Symfony utilise donc deux services par défaut (on les appelle aussi des « pools ») :

  • cache.app est le service utilisé par votre application pour stocker vos données
  • cache.system est le service utilisé par les composants Symfony pour stocker leurs données (par ex. le Serializer, Validator metadata etc)

Pour configurer ces deux services, il suffit de renseigner les clés app et system . Par exemple, pour utiliser Apcu à la place de filesystem pour notre application, procédez comme suit :

framework:
    cache:
        prefix_seed: xblogv7
        app: cache.adapter.apcu

On peut vérifier que le service a changé en « dumpant » la variable :

public function __construct(AdapterInterface $cache)
{
    $this->cache = $cache;
    dump($this->cache);
}

On utilise bien le cache Apcu :

TraceableAdapter {
  #pool: ApcuAdapter
  -calls: []
}

Serveur de cache Redis

Le nec plus ultra en matière de cache est bien sûr l’utilisatoin d’un serveur dédié à cette fonction, ce qui permet d’allouer des ressources supplémentaires. Avant de continuer vous devez vous assurer que :

  • l’extension php Redis est activé dans le php.ini. Si ce n’est pas le cas, je donne des pistes ici
  • un serveur Redis local et opérationel

Vérifier que le serveur Redis écoute :

$ netstat -tupan | grep redis

Côté Symfony, modifier la configuration comme ceci :

framework:
    cache:
        prefix_seed: xblogv7
        app: cache.adapter.redis
        default_redis_provider: "redis://localhost"
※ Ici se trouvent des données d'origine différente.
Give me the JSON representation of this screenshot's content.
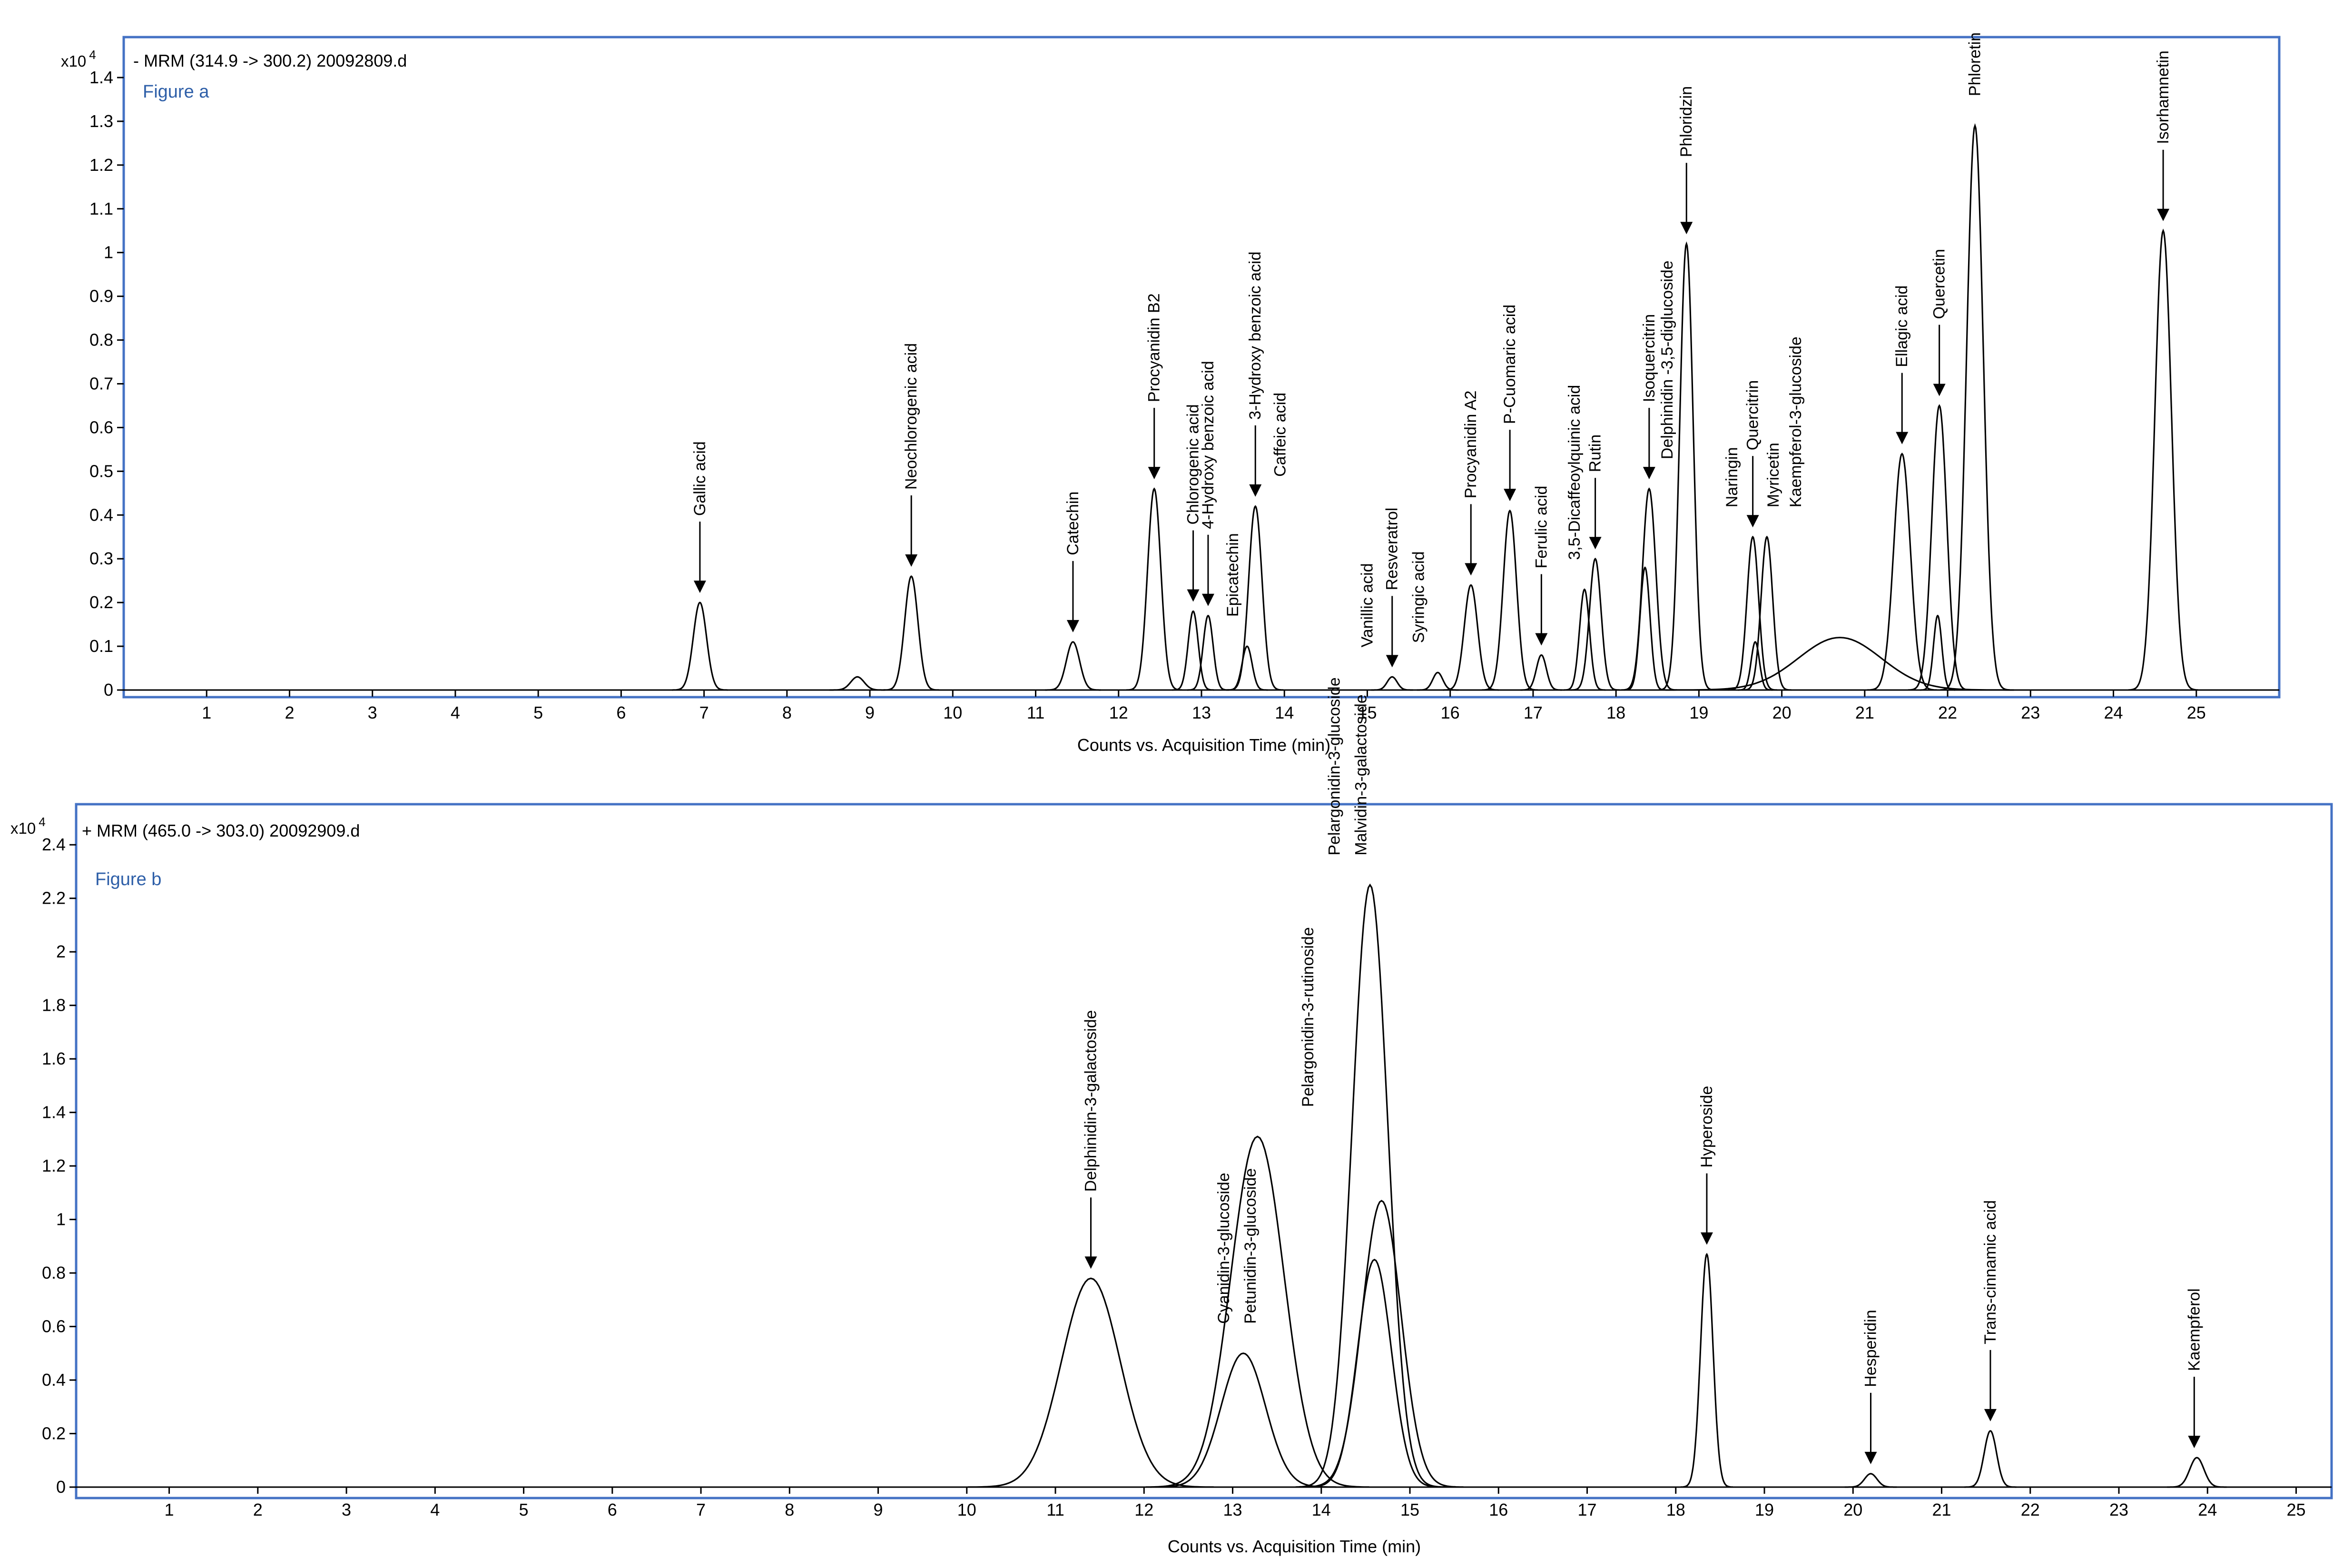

En fait, ici, la clé default_redis_provider est la même que celle par défaut, ne la modifiez que si le serveur a une adresse différente. Dans ce cas vous devez utiliser une chaîne DNS valide, à savoir :

redis://[user:pass@][ip|host|socket[:port]][/db-index]

Maintenant si on dump la variable $cache comme précédemment :

TraceableAdapter {
  #pool: RedisAdapter
  -calls: []
}

L’extension Redis

Voici la procédure pour compiler l’extension Redis à condition d’avoir déjà compilé php avant et d’avoir toujours les sources à disposition. Tout d’abord se placer dans le répertoire des extensions (par exemple /usr/local/phpfarm/src/php-7.2.0/ext). Installer l’extension :

git clone https://github.com/phpredis/phpredis.git
cd phpredis
/usr/local/phpfarm/inst/php-7.2.0/bin/phpize
./configure --with-php-config=/usr/local/phpfarm/inst/php-7.2.0/bin/php-config
make
make test
make install

Bien sûr remplacez les chemins par les vôtre.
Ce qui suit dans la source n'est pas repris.